Mas Tama dan Mbak Hani suka sekali sup daging dengan sambal cabe hijau yang biasa kumasak jika kami sedang berkumpul. Aku berencana membuatnya lagi sewaktu Mbak Hani mengatakan akan datang, kebetulan aku masih punya stock daging segar.

     Beberapa menit kemudian, suara gelak tawa Shasa membuatku menduga kalau Mbak Hani dan Mas Tama sudah datang.
Benar saja, ketika aku menyusulnya kedepan, Shasa tengah berada digendongan Mas Tama sembari tergelak karena digelitiki Papanya. Sementara Mbak Hani mengeluarkan barang dari bagasi mobil.

      "Papa, geli." tanpa sadar senyumku tercetak tipis melihat interaksi Shasa dan Mas Tama.

     "Bunda, Papa nakal." adunya ketika Mbak Hani berjalan ke arah kami sembari membawa satu kantong plastik dan satu paper bag yang lumayan besar.

     "Sudah, Papa. Shasanya jadi nggak doyan makan nanti." ucap Mbak Hani memperingatkan Mas Tama.
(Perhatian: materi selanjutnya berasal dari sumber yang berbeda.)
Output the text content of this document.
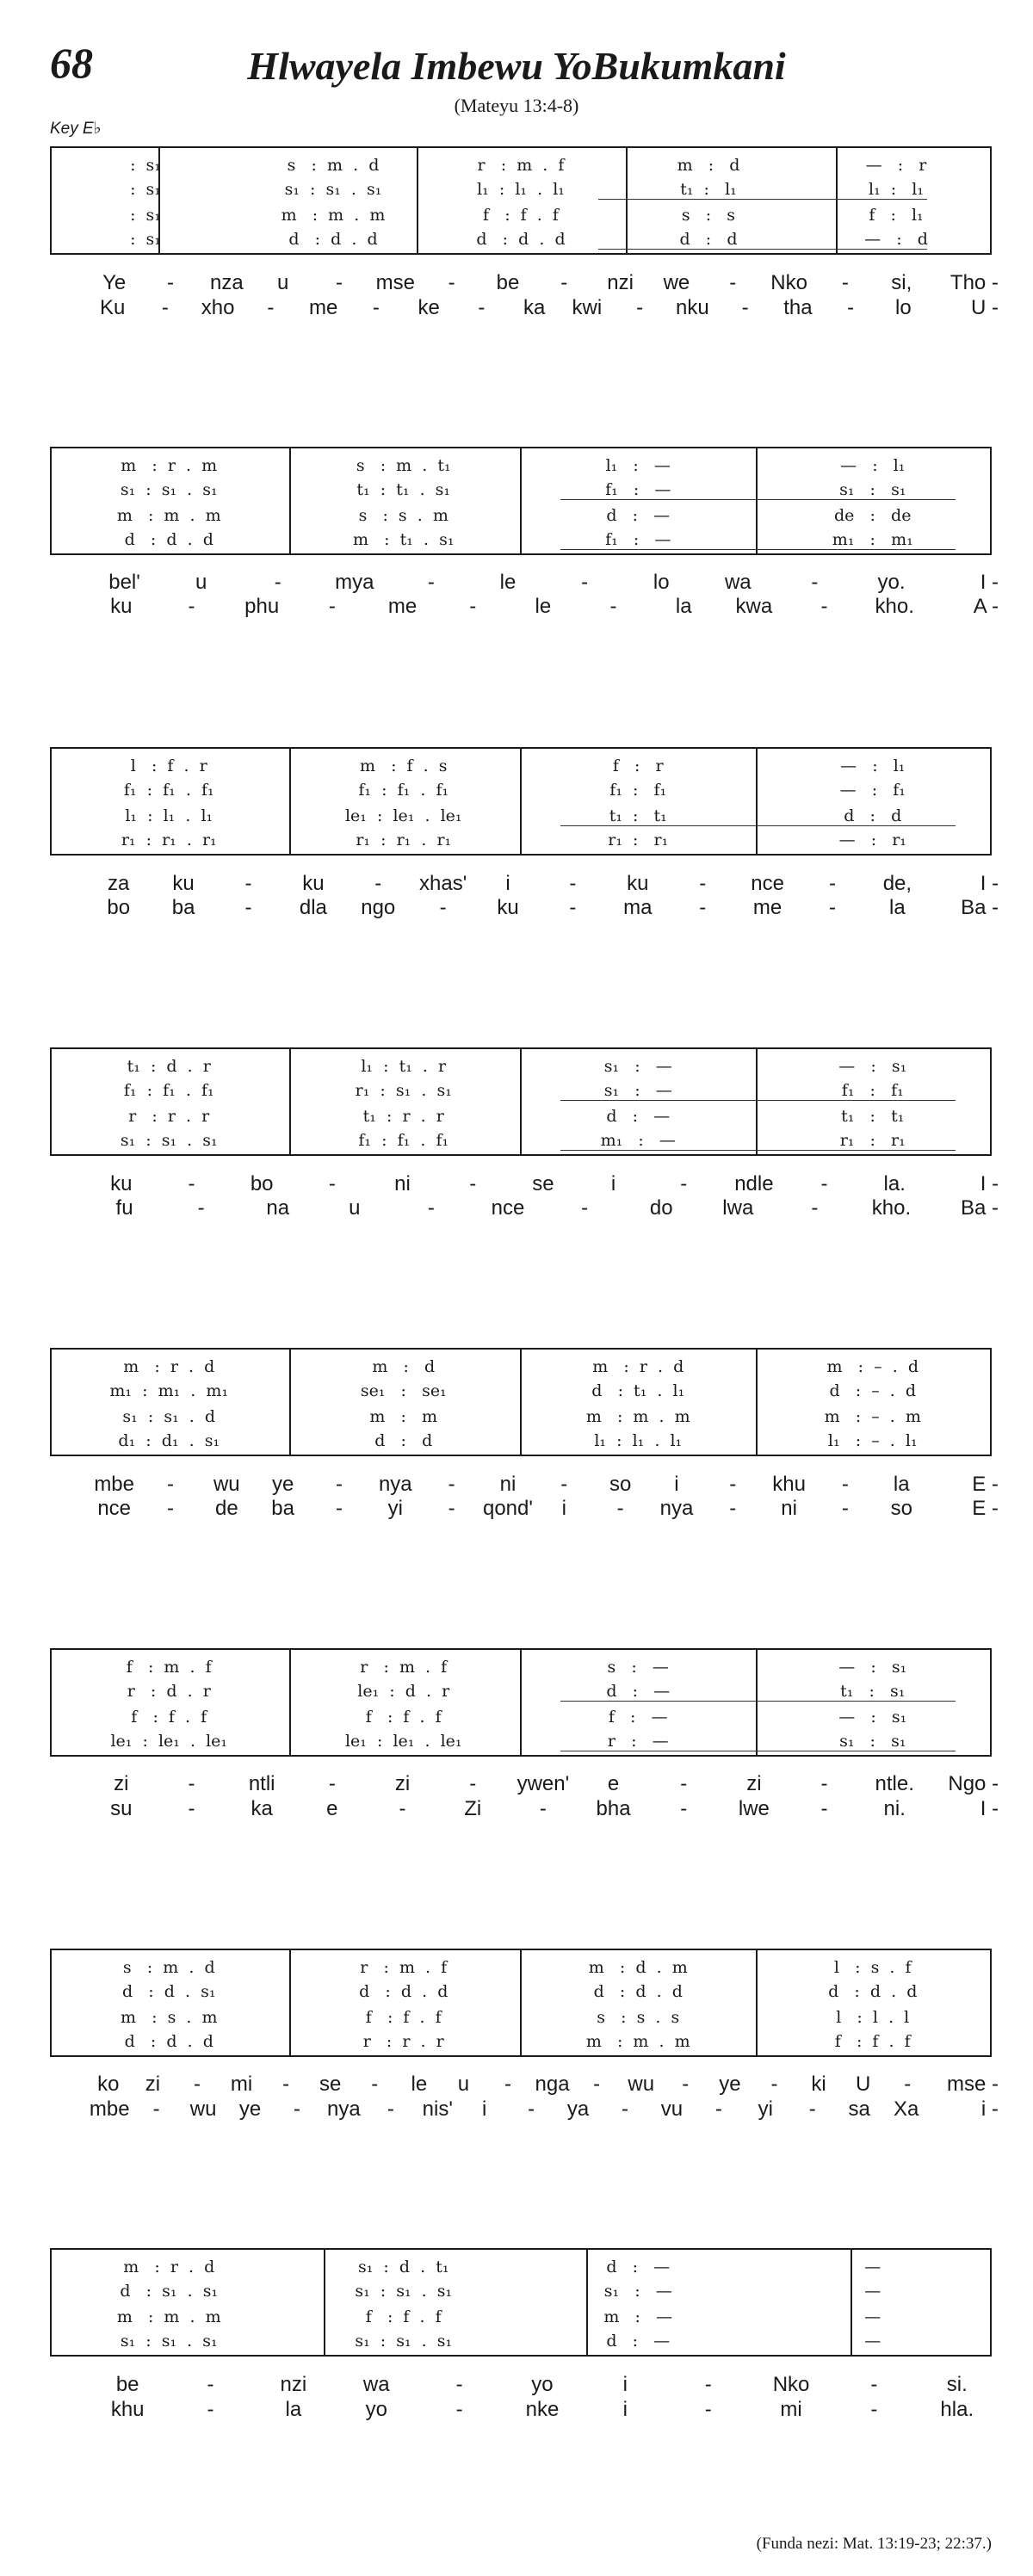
68	Hlwayela Imbewu YoBukumkani
(Mateyu 13:4-8)
Key E♭
:  s₁	s   :  m  .  d	r   :  m  .  f	m   :   d	—   :   r
:  s₁	s₁  :  s₁  .  s₁	l₁  :  l₁  .  l₁	t₁  :   l₁	l₁  :   l₁
:  s₁	m   :  m  .  m	f   :  f  .  f	s   :   s	f   :   l₁
:  s₁	d   :  d  .  d	d   :  d  .  d	d   :   d	—   :   d
Ye	-	nza	u	-	mse	-	be	-	nzi	we	-	Nko	-	si,	Tho -
Ku	-	xho	-	me	-	ke	-	ka	kwi	-	nku	-	tha	-	lo	U -
m   :  r  .  m	s   :  m  .  t₁	l₁   :   —	—   :   l₁
s₁  :  s₁  .  s₁	t₁  :  t₁  .  s₁	f₁   :   —	s₁   :   s₁
m   :  m  .  m	s   :  s  .  m	d   :   —	de   :   de
d   :  d  .  d	m   :  t₁  .  s₁	f₁   :   —	m₁   :   m₁
bel'	u	-	mya	-	le	-	lo	wa	-	yo.	I -
ku	-	phu	-	me	-	le	-	la	kwa	-	kho.	A -
l   :  f  .  r	m   :  f  .  s	f   :   r	—   :   l₁
f₁  :  f₁  .  f₁	f₁  :  f₁  .  f₁	f₁  :   f₁	—   :   f₁
l₁  :  l₁  .  l₁	le₁  :  le₁  .  le₁	t₁  :   t₁	d   :   d
r₁  :  r₁  .  r₁	r₁  :  r₁  .  r₁	r₁  :   r₁	—   :   r₁
za	ku	-	ku	-	xhas'	i	-	ku	-	nce	-	de,	I -
bo	ba	-	dla	ngo	-	ku	-	ma	-	me	-	la	Ba -
t₁  :  d  .  r	l₁  :  t₁  .  r	s₁   :   —	—   :   s₁
f₁  :  f₁  .  f₁	r₁  :  s₁  .  s₁	s₁   :   —	f₁   :   f₁
r   :  r  .  r	t₁  :  r  .  r	d   :   —	t₁   :   t₁
s₁  :  s₁  .  s₁	f₁  :  f₁  .  f₁	m₁   :   —	r₁   :   r₁
ku	-	bo	-	ni	-	se	i	-	ndle	-	la.	I -
fu	-	na	u	-	nce	-	do	lwa	-	kho.	Ba -
m   :  r  .  d	m   :   d	m   :  r  .  d	m   :  –  .  d
m₁  :  m₁  .  m₁	se₁   :   se₁	d   :  t₁  .  l₁	d   :  –  .  d
s₁  :  s₁  .  d	m   :   m	m   :  m  .  m	m   :  –  .  m
d₁  :  d₁  .  s₁	d   :   d	l₁  :  l₁  .  l₁	l₁   :  –  .  l₁
mbe	-	wu	ye	-	nya	-	ni	-	so	i	-	khu	-	la	E -
nce	-	de	ba	-	yi	-	qond'	i	-	nya	-	ni	-	so	E -
f   :  m  .  f	r   :  m  .  f	s   :   —	—   :   s₁
r   :  d  .  r	le₁  :  d  .  r	d   :   —	t₁   :   s₁
f   :  f  .  f	f   :  f  .  f	f   :   —	—   :   s₁
le₁  :  le₁  .  le₁	le₁  :  le₁  .  le₁	r   :   —	s₁   :   s₁
zi	-	ntli	-	zi	-	ywen'	e	-	zi	-	ntle.	Ngo -
su	-	ka	e	-	Zi	-	bha	-	lwe	-	ni.	I -
s   :  m  .  d	r   :  m  .  f	m   :  d  .  m	l   :  s  .  f
d   :  d  .  s₁	d   :  d  .  d	d   :  d  .  d	d   :  d  .  d
m   :  s  .  m	f   :  f  .  f	s   :  s  .  s	l   :  l  .  l
d   :  d  .  d	r   :  r  .  r	m   :  m  .  m	f   :  f  .  f
ko	zi	-	mi	-	se	-	le	u	-	nga	-	wu	-	ye	-	ki	U	-	mse -
mbe	-	wu	ye	-	nya	-	nis'	i	-	ya	-	vu	-	yi	-	sa	Xa	i -
m   :  r  .  d	s₁  :  d  .  t₁	d   :   —	—
d   :  s₁  .  s₁	s₁  :  s₁  .  s₁	s₁   :   —	—
m   :  m  .  m	f   :  f  .  f	m   :   —	—
s₁  :  s₁  .  s₁	s₁  :  s₁  .  s₁	d   :   —	—
be	-	nzi	wa	-	yo	i	-	Nko	-	si.
khu	-	la	yo	-	nke	i	-	mi	-	hla.
(Funda nezi: Mat. 13:19-23; 22:37.)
     Shasa masih tergelak, malahan kini Mas Tama juga ikut tertawa saat Shasa mengigit pipi Mas Tama gemas.

       "Mbak bawa apa?" tanyaku setelah membantu Mbak Hani mengambil alih plastik yang dia bawa.

      "Oleh-oleh dari Mas Tama. Besok bawa ke sanggar, ya. Bagi ke yang lain, ya. Mas Tama dapat baju Bali banyak banget dari tamannya."
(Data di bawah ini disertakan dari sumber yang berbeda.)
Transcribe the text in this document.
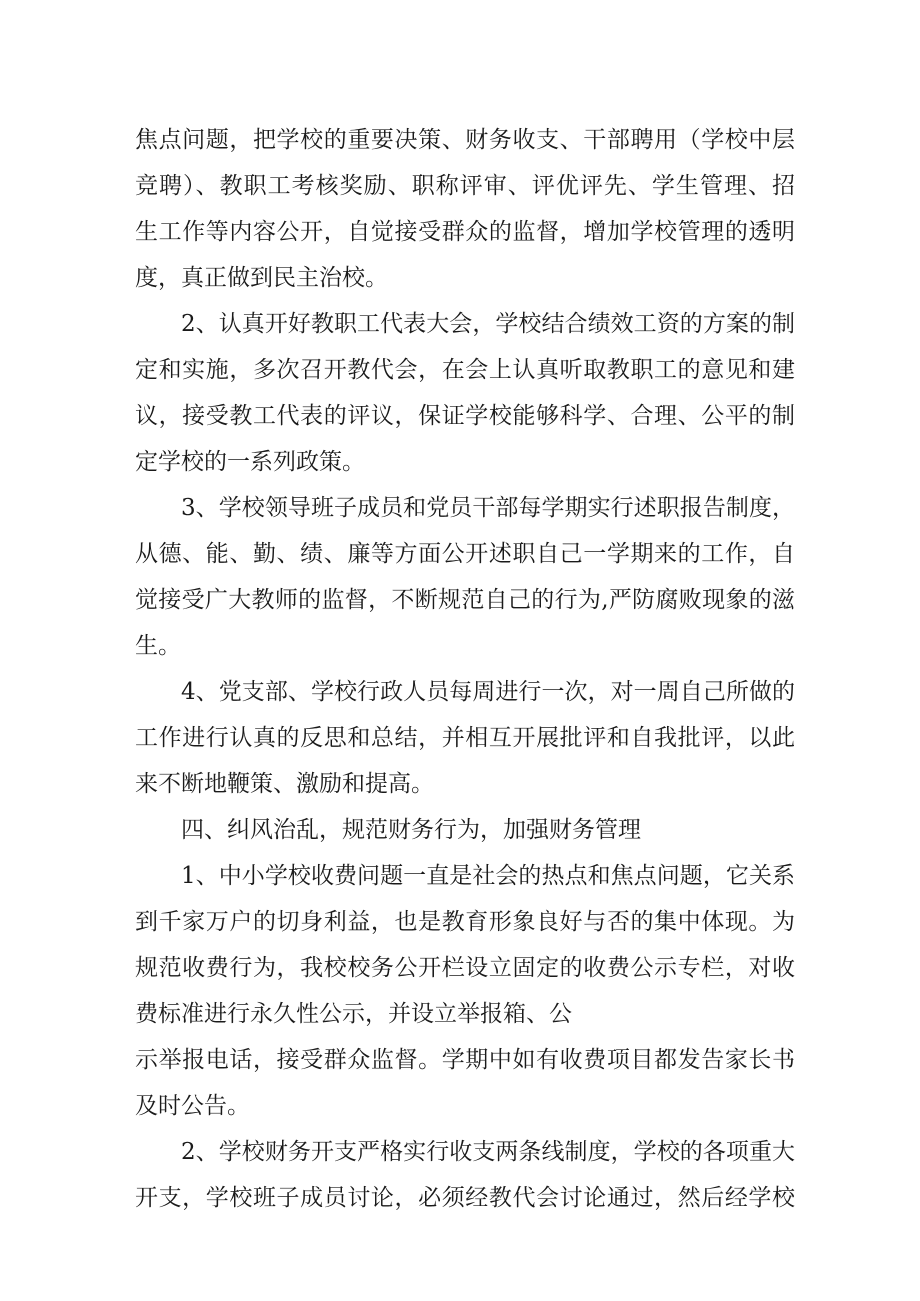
焦点问题，把学校的重要决策、财务收支、干部聘用（学校中层
竞聘）、教职工考核奖励、职称评审、评优评先、学生管理、招
生工作等内容公开，自觉接受群众的监督，增加学校管理的透明
度，真正做到民主治校。
2、认真开好教职工代表大会，学校结合绩效工资的方案的制
定和实施，多次召开教代会，在会上认真听取教职工的意见和建
议，接受教工代表的评议，保证学校能够科学、合理、公平的制
定学校的一系列政策。
3、学校领导班子成员和党员干部每学期实行述职报告制度，
从德、能、勤、绩、廉等方面公开述职自己一学期来的工作，自
觉接受广大教师的监督，不断规范自己的行为,严防腐败现象的滋
生。
4、党支部、学校行政人员每周进行一次，对一周自己所做的
工作进行认真的反思和总结，并相互开展批评和自我批评，以此
来不断地鞭策、激励和提高。
四、纠风治乱，规范财务行为，加强财务管理
1、中小学校收费问题一直是社会的热点和焦点问题，它关系
到千家万户的切身利益，也是教育形象良好与否的集中体现。为
规范收费行为，我校校务公开栏设立固定的收费公示专栏，对收
费标准进行永久性公示，并设立举报箱、公
示举报电话，接受群众监督。学期中如有收费项目都发告家长书
及时公告。
2、学校财务开支严格实行收支两条线制度，学校的各项重大
开支，学校班子成员讨论，必须经教代会讨论通过，然后经学校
     Melihat besarnya plastik yang Mbak Hani Bawa, aku yakin jika isinya lebih dari selusin, "Mas Tama beli, Mbak?"

       "Enggak, temannya ada usaha konveksi gitu di sana. Pas pulang malah dibawain segini banyak," jawab Mbak Hani, "Ini orang cateringku udah kebagian semua, Dek."

       "Sebanyak itu?"

         Mbak Hani mengangguk, kemudian bibirnya membentuk garis lurus, "Hampir tiga lusin,"

        Mendengar jawaban Mbak Hani aku tidak bisa menyembunyikan keterkejutanku, "Gratis?" beoku tanpa sadar dan membuat Mbak Hani mengangguk singkat, "jadi dulu usahanya sempat bangkrut, dibantu Mas Tama dia mulai bangkit dan sekarang dia punya lima distro di Bali."

Oh, Pantas saja dia sebaik itu pada Mas Tama.

       Selesai meletakan bawaan Mbak Hani, aku kembali berkutat dengan masakan. Kini dengan bantuan Mbak Hani, sementara Shasa sepertinya melanjutkan mengambarnya dengan ditemani Mas Tama. "Oh, Iya, Dek. Kata Mami besok sehabis antar Shasa sekolah, kamu disuruh ke rumah. Mami mau alihin beberapa kerjaan ke kamu karena  Papi ngajak Mami pulang akhir bulan ini."

       "Pulang ke Riyadh atau Jerman, Mbak?"

      "Riyadh, semua keluarga Papi sudah pindah kesana setelah grandpa meninggal. Belakangan ini Papi mimpiin adiknya yang lagi sakit di sana. Papi nggak tenang banget kayaknya"

      Sejujurnya aku tidak tahu banyak tentang silsilah keluarga Papi. Selain katanya Papi adalah warga negara Jerman tapi Ibunya berdarah Saudi. Yang kutahu semenjak Papi mengajukan pensiun sebagai pilot, Beliau memutuskan menetap di Jogja dan jarang sekali kembali ke Jerman.

       Lucunya, sekarang  menantu dan anaknya mengikuti jejak papi bekerja dibidang maskapai penerbangan. Sedang Mbak Hani, dia memiliki usaha catering dan restoran.
Jadilah tidak ada yang meneruskan usaha Mami padahal usaha sanggar dan WO Mami memiliki nama besar dan legendaris.

       Dua tahun yang lalu, Mami menyerahkan sanggar padaku, sesekali beliau mengambil tawaran jika acara tersebut berbarengan dengan kerjaan yang kuambil di luar kota. Selain itu alasan kesehatan Mami membuat Beliau tak lagi bisa turut serta mengawasi dan memimpin sanggar lagi seperti dulu.
Lima tahun ini aku belajar banyak dari Mami tentang adat, make up dan segala hal yang berkaitan dengan acara wedding.

      ***

              Seperti yang sudah dipesan pada Mbak Hani. Pagi harinya setelah mengantar Shasa ke sekolah, aku langsung memutar kemudi menuju rumah Mami. Benar saja, Mami menyerahkan satu pekerjaan yang katanya adalah acara pernikahan anak sahabatnya, --Tante Tria.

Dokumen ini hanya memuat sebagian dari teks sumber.